Fedora 14 permits booting off of a RAID array, so it was easy to assign /dev/sda1 and /dev/sdb1 to the RAID1 array (/dev/md0). The second partitions on each disk (/dev/sda2 and /dev/sdb2) were the size of the rest of the disk, and assigned to /dev/md1. After that, the LVM was configured and /dev/md1 was assigned to the physical volume, and the logical volumes were then each defined. It took roughly five minutes to create the entire thing at install.
The end result is that if I need to give /home more space and /srv has some to spare, I can do it very easily without rebooting the system. If one drive should fail, it’s a simple matter to pull that drive out, replace it, and create a similar partition layout and re-add the two partitions to reconstruct the RAID array.

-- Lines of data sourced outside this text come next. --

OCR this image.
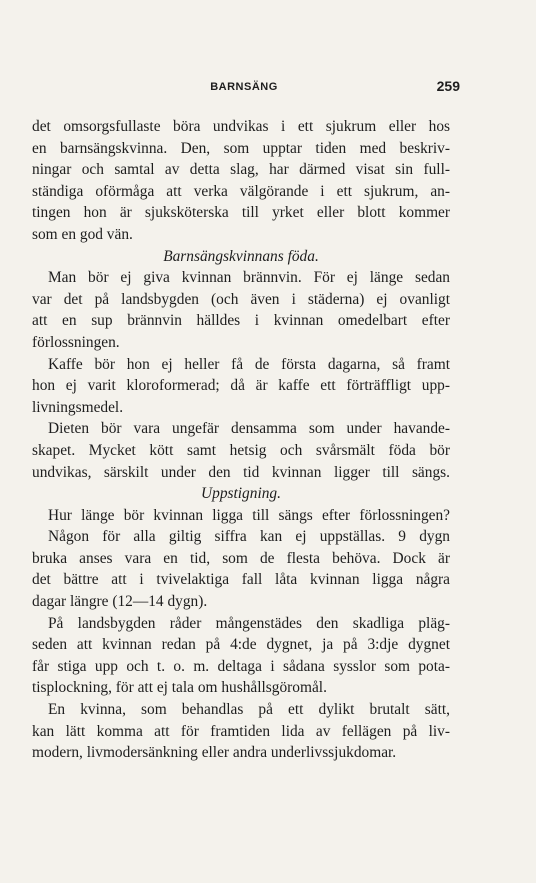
BARNSÄNG	259
det omsorgsfullaste böra undvikas i ett sjukrum eller hos
en barnsängskvinna. Den, som upptar tiden med beskriv-
ningar och samtal av detta slag, har därmed visat sin full-
ständiga oförmåga att verka välgörande i ett sjukrum, an-
tingen hon är sjuksköterska till yrket eller blott kommer
som en god vän.
Barnsängskvinnans föda.
Man bör ej giva kvinnan brännvin. För ej länge sedan
var det på landsbygden (och även i städerna) ej ovanligt
att en sup brännvin hälldes i kvinnan omedelbart efter
förlossningen.
Kaffe bör hon ej heller få de första dagarna, så framt
hon ej varit kloroformerad; då är kaffe ett förträffligt upp-
livningsmedel.
Dieten bör vara ungefär densamma som under havande-
skapet. Mycket kött samt hetsig och svårsmält föda bör
undvikas, särskilt under den tid kvinnan ligger till sängs.
Uppstigning.
Hur länge bör kvinnan ligga till sängs efter förlossningen?
Någon för alla giltig siffra kan ej uppställas. 9 dygn
bruka anses vara en tid, som de flesta behöva. Dock är
det bättre att i tvivelaktiga fall låta kvinnan ligga några
dagar längre (12—14 dygn).
På landsbygden råder mångenstädes den skadliga pläg-
seden att kvinnan redan på 4:de dygnet, ja på 3:dje dygnet
får stiga upp och t. o. m. deltaga i sådana sysslor som pota-
tisplockning, för att ej tala om hushållsgöromål.
En kvinna, som behandlas på ett dylikt brutalt sätt,
kan lätt komma att för framtiden lida av fellägen på liv-
modern, livmodersänkning eller andra underlivssjukdomar.
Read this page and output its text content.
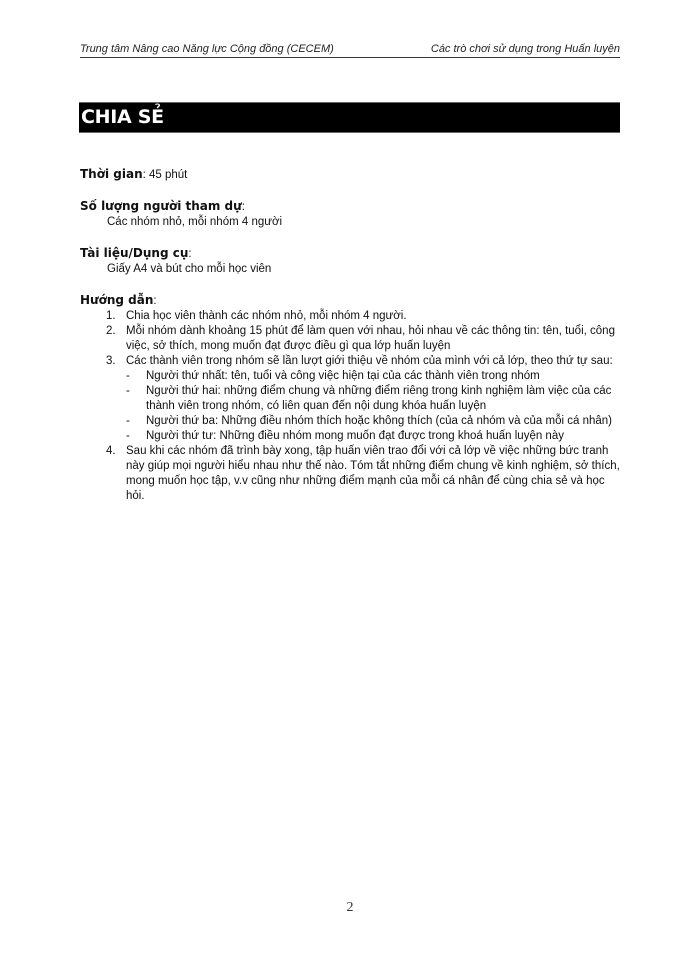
Trung tâm Nâng cao Năng lực Cộng đồng (CECEM)	Các trò chơi sử dụng trong Huấn luyện
CHIA SẺ
Thời gian: 45 phút
Số lượng người tham dự:
Các nhóm nhỏ, mỗi nhóm 4 người
Tài liệu/Dụng cụ:
Giấy A4 và bút cho mỗi học viên
Hướng dẫn:
1. Chia học viên thành các nhóm nhỏ, mỗi nhóm 4 người.
2. Mỗi nhóm dành khoảng 15 phút để làm quen với nhau, hỏi nhau về các thông tin: tên, tuổi, công việc, sở thích, mong muốn đạt được điều gì qua lớp huấn luyện
3. Các thành viên trong nhóm sẽ lần lượt giới thiệu về nhóm của mình với cả lớp, theo thứ tự sau:
- Người thứ nhất: tên, tuổi và công việc hiện tại của các thành viên trong nhóm
- Người thứ hai: những điểm chung và những điểm riêng trong kinh nghiệm làm việc của các thành viên trong nhóm, có liên quan đến nội dung khóa huấn luyện
- Người thứ ba: Những điều nhóm thích hoặc không thích (của cả nhóm và của mỗi cá nhân)
- Người thứ tư: Những điều nhóm mong muốn đạt được trong khoá huấn luyện này
4. Sau khi các nhóm đã trình bày xong, tập huấn viên trao đổi với cả lớp về việc những bức tranh này giúp mọi người hiểu nhau như thế nào. Tóm tắt những điểm chung về kinh nghiệm, sở thích, mong muốn học tập, v.v cũng như những điểm mạnh của mỗi cá nhân để cùng chia sẻ và học hỏi.
2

Because the RAID array can run in degraded mode, the downtime is reduced to how quickly the drive can be physically replaced when the system is powered down (hot swappable drives would reduce this to almost nothing).
With this setup, I have the ultimate flexibility in how space is allocated on the system and can adjust it as required, knowing that if one drive fails, the data is protected.
And if it simply is impossible to meet my storage needs with the drives that are available, adding another pair of drives and adding that available storage to the volume group to extend the existing logical volumes is a piece of cake too.